Le contrat d’engagement de service public, ou CESP, qui propose une bourse de 1 200 euros aux jeunes en formation – futurs médecins ou dentistes – en contrepartie d’une installation dans un territoire manquant de professionnels, a été choisi par plus de 1 750 étudiants ou internes au niveau national. Le comité interministériel aux ruralités, qui s’est déroulé le 20 mai à Privas, a conduit le Gouvernement à s’engager sur une nouvelle cible de 2 100 contrats signés en 2017 et 2 550 en 2018.

Les contrats de praticien territorial de médecine générale, ou PTMG, ont permis l’installation de 570 professionnels sur des territoires manquant de médecin, en leur apportant une garantie de ressources et une protection sociale améliorée durant les deux premières années consécutives à leur installation.

Les projets d’exercice coordonné, qui répondent aux attentes des professionnels, notamment des jeunes, de travailler en équipe, se multiplient : près de 800 maisons de santé pluri-professionnelles, ou MSP, fonctionnent aujourd’hui ; elles contribuent à l’attractivité d’un territoire, notamment en milieu rural ou périurbain.

Le Gouvernement a également fixé, lors du comité interministériel aux ruralités, de nouveaux objectifs plus ambitieux : fin 2017, 1 200 maisons de santé seront réparties sur tout le territoire, notamment dans les zones fragiles, et 1 400 en 2018.

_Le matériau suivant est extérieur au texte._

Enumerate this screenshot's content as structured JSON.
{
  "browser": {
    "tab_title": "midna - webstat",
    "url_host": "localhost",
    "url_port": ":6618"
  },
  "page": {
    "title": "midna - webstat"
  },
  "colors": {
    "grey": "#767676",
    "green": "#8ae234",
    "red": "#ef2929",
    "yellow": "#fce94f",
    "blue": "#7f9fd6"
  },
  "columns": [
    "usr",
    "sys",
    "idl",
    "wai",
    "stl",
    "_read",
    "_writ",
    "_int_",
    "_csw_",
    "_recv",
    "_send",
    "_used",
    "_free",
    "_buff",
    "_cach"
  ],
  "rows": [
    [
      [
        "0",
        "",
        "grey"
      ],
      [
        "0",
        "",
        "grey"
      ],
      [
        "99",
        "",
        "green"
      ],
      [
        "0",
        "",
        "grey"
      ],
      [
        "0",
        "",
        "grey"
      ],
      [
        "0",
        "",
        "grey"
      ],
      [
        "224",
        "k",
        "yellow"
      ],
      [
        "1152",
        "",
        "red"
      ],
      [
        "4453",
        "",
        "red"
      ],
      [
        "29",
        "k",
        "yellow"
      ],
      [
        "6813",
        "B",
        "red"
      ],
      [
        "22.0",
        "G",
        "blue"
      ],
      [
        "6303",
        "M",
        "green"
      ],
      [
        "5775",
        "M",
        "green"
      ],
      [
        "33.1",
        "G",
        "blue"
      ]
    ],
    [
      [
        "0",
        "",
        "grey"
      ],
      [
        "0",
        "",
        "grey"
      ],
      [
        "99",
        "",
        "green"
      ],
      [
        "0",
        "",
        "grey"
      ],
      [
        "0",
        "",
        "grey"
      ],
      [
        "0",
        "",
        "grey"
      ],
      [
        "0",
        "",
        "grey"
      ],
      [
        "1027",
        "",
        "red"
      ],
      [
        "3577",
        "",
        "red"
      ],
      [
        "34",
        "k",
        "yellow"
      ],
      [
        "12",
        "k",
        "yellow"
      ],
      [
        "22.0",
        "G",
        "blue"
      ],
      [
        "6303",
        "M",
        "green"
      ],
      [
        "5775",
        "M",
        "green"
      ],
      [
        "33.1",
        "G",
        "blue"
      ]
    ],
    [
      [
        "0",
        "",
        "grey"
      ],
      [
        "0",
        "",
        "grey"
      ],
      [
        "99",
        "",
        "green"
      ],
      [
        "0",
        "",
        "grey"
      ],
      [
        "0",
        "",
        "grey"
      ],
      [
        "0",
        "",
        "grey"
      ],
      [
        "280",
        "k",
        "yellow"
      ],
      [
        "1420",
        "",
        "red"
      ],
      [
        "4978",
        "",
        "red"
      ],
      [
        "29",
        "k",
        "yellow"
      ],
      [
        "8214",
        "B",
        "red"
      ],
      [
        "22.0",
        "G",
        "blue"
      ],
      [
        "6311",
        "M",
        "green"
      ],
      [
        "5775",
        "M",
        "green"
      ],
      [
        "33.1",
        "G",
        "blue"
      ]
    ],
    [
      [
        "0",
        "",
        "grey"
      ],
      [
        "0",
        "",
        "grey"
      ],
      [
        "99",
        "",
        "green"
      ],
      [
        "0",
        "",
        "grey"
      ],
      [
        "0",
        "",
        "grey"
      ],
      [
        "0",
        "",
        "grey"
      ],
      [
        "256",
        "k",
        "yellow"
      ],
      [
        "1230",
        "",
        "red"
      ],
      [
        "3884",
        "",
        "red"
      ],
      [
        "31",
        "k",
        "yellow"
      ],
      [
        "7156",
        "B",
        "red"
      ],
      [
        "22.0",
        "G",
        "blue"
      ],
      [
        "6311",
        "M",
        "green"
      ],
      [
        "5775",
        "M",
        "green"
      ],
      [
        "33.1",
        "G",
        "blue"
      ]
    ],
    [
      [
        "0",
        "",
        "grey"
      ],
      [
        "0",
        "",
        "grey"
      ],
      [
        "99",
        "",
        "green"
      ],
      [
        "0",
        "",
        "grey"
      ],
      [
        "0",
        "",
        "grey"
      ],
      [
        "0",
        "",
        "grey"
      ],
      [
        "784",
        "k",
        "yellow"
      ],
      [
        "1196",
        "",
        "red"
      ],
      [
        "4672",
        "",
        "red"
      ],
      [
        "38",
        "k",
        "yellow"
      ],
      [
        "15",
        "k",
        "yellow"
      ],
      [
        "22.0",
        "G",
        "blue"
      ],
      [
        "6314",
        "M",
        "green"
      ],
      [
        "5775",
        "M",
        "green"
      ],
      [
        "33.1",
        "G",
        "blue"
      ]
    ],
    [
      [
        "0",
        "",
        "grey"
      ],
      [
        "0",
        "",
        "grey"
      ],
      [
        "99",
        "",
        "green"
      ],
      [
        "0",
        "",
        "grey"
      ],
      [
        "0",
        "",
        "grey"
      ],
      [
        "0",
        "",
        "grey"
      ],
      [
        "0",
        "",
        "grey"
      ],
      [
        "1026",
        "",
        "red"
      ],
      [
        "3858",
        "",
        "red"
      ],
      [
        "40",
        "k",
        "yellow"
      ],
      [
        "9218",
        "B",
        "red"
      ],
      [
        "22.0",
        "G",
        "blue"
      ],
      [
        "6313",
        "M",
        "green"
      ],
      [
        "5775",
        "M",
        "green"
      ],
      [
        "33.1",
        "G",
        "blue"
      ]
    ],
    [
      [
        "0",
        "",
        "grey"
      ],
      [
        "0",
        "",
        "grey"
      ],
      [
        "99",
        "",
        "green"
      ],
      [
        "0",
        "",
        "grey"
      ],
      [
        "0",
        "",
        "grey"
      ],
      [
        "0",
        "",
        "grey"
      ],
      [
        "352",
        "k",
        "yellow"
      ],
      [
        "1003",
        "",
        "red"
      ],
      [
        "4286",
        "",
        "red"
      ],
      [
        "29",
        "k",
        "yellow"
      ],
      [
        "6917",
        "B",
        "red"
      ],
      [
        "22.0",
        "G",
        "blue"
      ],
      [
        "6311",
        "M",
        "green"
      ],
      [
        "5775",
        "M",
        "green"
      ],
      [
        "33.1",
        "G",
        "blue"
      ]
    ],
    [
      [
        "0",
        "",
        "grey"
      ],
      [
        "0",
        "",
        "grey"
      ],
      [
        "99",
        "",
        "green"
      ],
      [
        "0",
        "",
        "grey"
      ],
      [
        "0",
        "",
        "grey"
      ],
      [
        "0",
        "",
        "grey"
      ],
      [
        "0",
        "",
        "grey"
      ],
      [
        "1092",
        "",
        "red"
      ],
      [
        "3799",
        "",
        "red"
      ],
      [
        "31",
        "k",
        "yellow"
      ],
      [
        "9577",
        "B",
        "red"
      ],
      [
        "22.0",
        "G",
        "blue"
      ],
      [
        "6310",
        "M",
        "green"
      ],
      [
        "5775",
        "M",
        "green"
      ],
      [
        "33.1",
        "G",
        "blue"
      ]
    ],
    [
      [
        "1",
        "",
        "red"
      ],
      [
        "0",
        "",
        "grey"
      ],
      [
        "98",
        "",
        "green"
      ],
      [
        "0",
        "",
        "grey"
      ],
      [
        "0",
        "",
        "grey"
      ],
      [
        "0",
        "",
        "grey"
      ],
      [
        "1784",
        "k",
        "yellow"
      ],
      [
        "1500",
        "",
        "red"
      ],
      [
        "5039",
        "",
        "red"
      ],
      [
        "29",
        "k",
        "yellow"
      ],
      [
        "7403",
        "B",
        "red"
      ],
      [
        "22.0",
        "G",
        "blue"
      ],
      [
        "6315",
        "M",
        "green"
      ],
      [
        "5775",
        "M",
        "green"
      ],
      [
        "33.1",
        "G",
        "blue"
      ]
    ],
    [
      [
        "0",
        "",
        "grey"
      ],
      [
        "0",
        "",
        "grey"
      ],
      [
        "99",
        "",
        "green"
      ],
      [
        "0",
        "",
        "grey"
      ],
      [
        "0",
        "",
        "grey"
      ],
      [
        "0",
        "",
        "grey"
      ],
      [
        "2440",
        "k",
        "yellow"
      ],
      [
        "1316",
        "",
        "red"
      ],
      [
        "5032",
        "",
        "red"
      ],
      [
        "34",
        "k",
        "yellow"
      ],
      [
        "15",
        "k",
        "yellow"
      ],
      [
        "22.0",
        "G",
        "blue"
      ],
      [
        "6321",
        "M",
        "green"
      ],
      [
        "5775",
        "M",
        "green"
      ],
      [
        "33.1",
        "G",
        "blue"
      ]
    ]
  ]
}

Dans votre département, ces effets sont aussi visibles. Trois CESP et quatre PTMG ont été signés en Lot-et-Garonne. Treize MSP y ont vu le jour : elles bénéficient d’investissements conjugués des collectivités territoriales et de l’État, qui soutient notamment la conception des projets et contribue au financement des équipements et des forfaits de coordination. L’ARS est présente au quotidien auprès des acteurs locaux, professionnels de santé comme collectivités territoriales.

Monsieur le député, vous le voyez, nous devons tous et toutes rester mobilisés parce que l’enjeu est bien d’unir nos efforts pour consolider dans la durée les avancées du pacte territoire santé.

Mme la présidente. La parole est à M. Jean-Louis Costes.

M. Jean-Louis Costes. Les maisons de santé pluridisciplinaires constituent un élément important mais ne suffisent pas à attirer des jeunes médecins. Toutes les mesures que vous avez citées n’ont pas d’effets réels : c’est du saupoudrage. Je le répète, nous n’arriverons pas à régler ce problème si nous ne mettons pas en place une organisation avec l’Ordre des médecins. Il ne s’agit pas d’imaginer des mesures coercitives mais je pense qu’un accord global peut être trouvé, sur le modèle de ce qui a été fait, en 2008, avec l’Ordre des infirmiers : l’installation des infirmiers dans les territoires déficitaires a été favorisée et des sanctions financières ont été appliquées aux installations dans les zones sur-dotées. Un accord négocié avec l’Ordre des médecins peut donc être organisé, mais encore faut-il une volonté politique.